Data Privacy. This provision replaces Section 14(f) of the Cash Award Agreement in its entirety solely for recipients that reside in or work in China:
As a condition of receipt of Cash Award, each Recipient explicitly and unambiguously consents to the collection, use and transfer, in electronic or other form, of personal data as described in this paragraph by and among, as applicable, the Company and its subsidiaries and affiliates for the exclusive purpose of implementing, administering and managing the Recipient’s participation in the Plan. The Company and its subsidiaries and affiliates may hold certain personal information about a Recipient, including but not limited to, the Recipient’s name, home address and telephone number, date of birth, social security or insurance number or other identification number, salary, nationality, job title(s), any shares of stock held in the Company or any of its subsidiaries and affiliates, details of all Awards, in each case, for the purpose of implementing, managing and administering the Plan (the “Data”). The Company and its respective subsidiaries and affiliates may transfer the Data amongst themselves as necessary for the purpose of implementation, administration and management of a Recipient’s participation in the Plan, and the Company and its subsidiaries and affiliates may each further transfer the Data to any third parties assisting the Company and/or its subsidiaries and affiliates in the implementation, administration and management of the Plan. These recipients may be located in the Recipient’s country, or elsewhere, and the Recipient’s country may have different data privacy laws and protections than the recipients’ country. Through acceptance of an Award, each Recipient authorizes such recipients to receive, possess, use, retain and transfer the Data, in electronic or other form, for the purposes of implementing, administering and managing the Recipient’s participation in the Plan, including any requisite transfer of such Data



as may be required to a broker or other third party. The Data related to a Recipient will be held only as long as is necessary to implement, administer, and manage the Recipient’s participation in the Plan. The Recipient may, at any time, view such Data or require any necessary amendments to it.
By accepting the terms of this Award and this Cash Award Agreement, the Recipient is agreeing to a separate consent of these Data Privacy provisions.

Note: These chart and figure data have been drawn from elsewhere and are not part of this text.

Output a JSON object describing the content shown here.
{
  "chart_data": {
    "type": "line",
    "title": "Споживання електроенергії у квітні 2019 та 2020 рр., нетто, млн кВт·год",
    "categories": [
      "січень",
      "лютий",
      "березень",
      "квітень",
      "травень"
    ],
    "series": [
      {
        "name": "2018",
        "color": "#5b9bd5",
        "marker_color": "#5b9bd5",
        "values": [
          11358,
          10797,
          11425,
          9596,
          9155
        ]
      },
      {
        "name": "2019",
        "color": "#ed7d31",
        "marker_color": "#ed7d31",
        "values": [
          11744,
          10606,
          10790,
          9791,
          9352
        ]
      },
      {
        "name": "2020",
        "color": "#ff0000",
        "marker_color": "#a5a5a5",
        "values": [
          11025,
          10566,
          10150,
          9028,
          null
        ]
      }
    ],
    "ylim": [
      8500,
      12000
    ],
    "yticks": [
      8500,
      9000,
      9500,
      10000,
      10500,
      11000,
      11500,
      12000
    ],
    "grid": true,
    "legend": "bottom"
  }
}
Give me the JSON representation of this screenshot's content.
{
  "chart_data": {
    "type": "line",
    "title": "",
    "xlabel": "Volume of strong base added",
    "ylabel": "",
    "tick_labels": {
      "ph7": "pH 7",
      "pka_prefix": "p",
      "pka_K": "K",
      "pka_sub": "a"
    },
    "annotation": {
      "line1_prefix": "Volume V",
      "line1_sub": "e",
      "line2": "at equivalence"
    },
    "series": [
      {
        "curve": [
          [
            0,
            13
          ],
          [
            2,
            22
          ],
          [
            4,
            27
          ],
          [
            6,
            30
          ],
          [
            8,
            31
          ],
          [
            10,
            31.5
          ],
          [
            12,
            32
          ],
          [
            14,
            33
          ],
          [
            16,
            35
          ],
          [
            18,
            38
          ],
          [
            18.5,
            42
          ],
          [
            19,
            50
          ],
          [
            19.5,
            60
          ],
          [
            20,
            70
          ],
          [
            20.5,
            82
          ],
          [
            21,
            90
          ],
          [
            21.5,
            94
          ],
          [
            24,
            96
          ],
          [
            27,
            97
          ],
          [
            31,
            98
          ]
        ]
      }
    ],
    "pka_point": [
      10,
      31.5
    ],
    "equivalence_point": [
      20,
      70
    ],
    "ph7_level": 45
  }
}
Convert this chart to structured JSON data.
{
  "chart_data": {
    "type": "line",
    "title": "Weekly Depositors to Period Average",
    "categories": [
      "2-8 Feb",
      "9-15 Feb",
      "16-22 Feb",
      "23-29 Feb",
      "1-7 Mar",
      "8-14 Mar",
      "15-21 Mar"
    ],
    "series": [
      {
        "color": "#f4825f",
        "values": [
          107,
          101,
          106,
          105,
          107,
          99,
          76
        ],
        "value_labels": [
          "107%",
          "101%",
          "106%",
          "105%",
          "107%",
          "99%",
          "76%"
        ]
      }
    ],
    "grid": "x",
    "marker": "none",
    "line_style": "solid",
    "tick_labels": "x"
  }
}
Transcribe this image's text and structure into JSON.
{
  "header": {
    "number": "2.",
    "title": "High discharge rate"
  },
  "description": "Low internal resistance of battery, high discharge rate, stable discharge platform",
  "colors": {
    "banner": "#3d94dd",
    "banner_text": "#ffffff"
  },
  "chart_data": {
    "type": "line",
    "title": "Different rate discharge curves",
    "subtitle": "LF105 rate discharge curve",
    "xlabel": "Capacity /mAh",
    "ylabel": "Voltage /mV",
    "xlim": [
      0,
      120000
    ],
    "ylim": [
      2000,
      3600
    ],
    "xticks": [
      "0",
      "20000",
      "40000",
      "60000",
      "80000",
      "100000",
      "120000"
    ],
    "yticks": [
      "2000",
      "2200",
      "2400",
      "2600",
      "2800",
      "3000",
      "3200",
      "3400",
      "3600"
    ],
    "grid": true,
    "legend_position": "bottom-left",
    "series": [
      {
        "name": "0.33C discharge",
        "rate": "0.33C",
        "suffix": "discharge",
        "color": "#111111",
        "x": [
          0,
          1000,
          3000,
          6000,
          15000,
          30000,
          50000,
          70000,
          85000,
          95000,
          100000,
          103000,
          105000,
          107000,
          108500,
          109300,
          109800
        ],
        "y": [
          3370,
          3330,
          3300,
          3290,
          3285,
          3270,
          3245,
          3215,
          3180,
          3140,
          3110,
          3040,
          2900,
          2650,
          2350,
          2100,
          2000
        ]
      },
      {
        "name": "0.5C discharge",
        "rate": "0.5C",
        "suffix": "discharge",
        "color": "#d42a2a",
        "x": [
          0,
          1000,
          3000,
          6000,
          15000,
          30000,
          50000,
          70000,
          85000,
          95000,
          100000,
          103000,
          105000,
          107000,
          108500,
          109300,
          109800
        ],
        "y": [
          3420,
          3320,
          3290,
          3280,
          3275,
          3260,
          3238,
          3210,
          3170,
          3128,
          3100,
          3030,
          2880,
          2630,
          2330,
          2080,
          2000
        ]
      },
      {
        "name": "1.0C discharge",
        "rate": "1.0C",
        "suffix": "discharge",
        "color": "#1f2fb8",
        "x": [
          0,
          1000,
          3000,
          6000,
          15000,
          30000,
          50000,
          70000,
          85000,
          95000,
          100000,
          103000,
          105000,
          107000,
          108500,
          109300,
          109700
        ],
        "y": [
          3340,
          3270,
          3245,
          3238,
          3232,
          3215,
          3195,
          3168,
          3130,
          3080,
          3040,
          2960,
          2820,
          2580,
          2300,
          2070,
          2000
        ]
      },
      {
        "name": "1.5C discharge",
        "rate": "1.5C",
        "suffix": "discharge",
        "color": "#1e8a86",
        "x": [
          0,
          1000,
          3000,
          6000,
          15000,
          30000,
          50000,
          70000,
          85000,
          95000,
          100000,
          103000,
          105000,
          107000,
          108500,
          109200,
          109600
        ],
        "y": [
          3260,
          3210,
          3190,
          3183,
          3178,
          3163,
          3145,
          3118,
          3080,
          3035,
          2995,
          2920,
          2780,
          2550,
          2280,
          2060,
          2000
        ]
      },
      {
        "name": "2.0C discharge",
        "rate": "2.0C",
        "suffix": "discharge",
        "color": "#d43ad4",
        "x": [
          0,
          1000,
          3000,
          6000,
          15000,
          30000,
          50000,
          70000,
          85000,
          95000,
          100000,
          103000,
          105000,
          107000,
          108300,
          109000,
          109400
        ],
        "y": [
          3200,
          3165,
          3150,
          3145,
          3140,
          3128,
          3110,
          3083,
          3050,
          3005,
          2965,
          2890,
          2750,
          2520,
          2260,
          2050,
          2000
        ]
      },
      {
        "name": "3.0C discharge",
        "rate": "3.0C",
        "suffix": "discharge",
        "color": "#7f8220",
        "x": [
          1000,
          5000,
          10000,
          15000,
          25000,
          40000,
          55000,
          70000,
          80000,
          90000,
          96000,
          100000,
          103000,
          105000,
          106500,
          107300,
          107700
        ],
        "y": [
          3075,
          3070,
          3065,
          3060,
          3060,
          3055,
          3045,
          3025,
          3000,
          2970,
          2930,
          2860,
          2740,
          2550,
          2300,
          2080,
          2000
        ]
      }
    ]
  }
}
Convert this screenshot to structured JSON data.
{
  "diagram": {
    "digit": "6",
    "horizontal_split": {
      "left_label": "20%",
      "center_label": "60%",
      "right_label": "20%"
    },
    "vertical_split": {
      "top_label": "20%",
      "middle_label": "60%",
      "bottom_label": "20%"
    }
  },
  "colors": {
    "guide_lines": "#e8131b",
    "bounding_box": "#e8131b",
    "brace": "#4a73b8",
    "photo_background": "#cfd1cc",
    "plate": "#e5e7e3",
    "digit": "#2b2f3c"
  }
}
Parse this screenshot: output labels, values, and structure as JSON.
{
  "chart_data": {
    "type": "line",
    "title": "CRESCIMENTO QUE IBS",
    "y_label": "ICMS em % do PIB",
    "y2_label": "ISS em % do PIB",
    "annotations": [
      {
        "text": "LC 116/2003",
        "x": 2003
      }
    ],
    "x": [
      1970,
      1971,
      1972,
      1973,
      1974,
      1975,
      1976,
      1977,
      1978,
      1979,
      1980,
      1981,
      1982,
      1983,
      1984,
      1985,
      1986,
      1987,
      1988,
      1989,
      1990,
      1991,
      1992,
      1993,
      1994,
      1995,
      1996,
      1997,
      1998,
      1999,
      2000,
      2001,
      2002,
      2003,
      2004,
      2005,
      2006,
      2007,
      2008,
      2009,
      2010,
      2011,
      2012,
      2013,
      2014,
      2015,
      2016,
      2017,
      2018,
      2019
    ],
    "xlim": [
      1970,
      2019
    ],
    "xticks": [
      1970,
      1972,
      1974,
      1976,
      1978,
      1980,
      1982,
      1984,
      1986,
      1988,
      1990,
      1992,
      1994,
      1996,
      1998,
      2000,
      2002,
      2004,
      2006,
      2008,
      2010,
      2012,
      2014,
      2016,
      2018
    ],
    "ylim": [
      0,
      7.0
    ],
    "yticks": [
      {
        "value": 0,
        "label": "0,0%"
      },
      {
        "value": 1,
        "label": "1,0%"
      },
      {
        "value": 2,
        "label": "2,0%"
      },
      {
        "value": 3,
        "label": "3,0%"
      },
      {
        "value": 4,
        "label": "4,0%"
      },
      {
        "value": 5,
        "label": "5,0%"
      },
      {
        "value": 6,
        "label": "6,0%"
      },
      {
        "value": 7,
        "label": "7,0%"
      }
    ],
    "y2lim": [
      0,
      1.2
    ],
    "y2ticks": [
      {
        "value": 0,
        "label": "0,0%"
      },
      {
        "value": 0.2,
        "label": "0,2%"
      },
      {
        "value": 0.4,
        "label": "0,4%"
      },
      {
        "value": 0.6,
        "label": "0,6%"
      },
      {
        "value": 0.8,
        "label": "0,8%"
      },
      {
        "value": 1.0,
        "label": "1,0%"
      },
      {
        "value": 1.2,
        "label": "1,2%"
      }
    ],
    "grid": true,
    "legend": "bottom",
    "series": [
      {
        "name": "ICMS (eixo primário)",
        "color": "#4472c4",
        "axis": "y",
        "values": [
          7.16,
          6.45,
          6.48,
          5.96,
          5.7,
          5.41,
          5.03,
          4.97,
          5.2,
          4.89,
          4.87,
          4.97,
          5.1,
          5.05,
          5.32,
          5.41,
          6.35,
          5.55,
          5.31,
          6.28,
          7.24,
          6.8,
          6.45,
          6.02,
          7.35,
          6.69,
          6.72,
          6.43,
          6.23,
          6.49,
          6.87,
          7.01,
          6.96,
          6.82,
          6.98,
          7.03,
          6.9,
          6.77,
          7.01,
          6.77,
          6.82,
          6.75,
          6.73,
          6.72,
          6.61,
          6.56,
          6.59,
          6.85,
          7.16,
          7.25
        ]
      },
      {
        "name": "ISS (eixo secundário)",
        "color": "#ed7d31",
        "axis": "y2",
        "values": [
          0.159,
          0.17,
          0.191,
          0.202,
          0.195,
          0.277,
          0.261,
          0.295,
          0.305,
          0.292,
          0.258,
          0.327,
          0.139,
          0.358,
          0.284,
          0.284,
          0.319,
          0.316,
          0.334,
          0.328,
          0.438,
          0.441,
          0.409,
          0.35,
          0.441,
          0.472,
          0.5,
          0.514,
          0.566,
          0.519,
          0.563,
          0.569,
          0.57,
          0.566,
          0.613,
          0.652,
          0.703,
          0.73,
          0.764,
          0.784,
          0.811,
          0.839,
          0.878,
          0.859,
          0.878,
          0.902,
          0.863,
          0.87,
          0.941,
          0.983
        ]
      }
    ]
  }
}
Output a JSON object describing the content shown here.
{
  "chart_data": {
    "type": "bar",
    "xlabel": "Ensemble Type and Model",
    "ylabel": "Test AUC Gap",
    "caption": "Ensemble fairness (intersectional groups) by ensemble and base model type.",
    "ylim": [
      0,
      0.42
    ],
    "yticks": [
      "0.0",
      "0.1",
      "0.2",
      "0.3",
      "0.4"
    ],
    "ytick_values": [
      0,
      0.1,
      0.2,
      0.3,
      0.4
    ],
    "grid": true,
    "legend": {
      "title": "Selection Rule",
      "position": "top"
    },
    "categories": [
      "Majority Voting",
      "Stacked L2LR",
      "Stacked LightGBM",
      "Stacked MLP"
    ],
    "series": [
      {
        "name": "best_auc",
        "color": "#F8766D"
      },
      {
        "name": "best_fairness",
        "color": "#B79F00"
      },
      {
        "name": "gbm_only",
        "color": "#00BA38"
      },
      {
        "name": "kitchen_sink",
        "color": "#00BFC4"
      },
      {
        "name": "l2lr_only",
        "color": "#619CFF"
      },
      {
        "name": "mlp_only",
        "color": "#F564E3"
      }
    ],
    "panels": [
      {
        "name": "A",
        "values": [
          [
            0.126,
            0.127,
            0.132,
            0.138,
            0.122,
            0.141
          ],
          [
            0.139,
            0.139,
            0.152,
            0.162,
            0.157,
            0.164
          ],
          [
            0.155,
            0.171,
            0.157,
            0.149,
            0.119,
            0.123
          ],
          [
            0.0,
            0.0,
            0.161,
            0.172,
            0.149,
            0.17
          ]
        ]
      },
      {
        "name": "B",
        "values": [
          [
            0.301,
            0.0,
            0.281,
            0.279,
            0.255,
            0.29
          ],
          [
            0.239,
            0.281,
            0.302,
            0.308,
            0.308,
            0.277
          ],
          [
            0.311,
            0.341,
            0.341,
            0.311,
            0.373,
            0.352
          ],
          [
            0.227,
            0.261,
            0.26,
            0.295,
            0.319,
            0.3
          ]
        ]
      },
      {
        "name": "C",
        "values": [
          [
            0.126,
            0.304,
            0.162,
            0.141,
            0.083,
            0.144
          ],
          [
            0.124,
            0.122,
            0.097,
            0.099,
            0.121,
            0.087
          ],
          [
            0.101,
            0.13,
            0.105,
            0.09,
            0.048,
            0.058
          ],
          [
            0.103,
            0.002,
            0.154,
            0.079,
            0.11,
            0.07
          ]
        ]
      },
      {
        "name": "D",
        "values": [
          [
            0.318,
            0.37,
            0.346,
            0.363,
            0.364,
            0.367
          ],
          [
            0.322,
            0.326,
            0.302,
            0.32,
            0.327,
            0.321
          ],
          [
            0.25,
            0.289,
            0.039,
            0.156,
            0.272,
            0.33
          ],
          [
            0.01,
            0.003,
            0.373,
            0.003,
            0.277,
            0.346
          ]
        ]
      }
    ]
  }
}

IRON MOUNTAIN INCORPORATED
Iron Mountain Incorporated 2014 Stock and Cash Incentive Plan
Cash Award Schedule
Participant Name:

In accordance with the Cash Award Agreement, of which this Cash Award Schedule is a part (which together, constitute the “Customizing Information”), the Company hereby grants to <<Participant Name>> (the “Recipient”) the following Cash Award:
Grant Date:        <<Grant Date>>
Total Award Value:    <<…>>>
Vesting Schedule:    <<Vesting Schedule>>
    
ACCEPTANCE BY RECIPIENT
IN WITNESS WHEREOF, the Company has caused this Cash Award Agreement to be issued as of the date set forth above.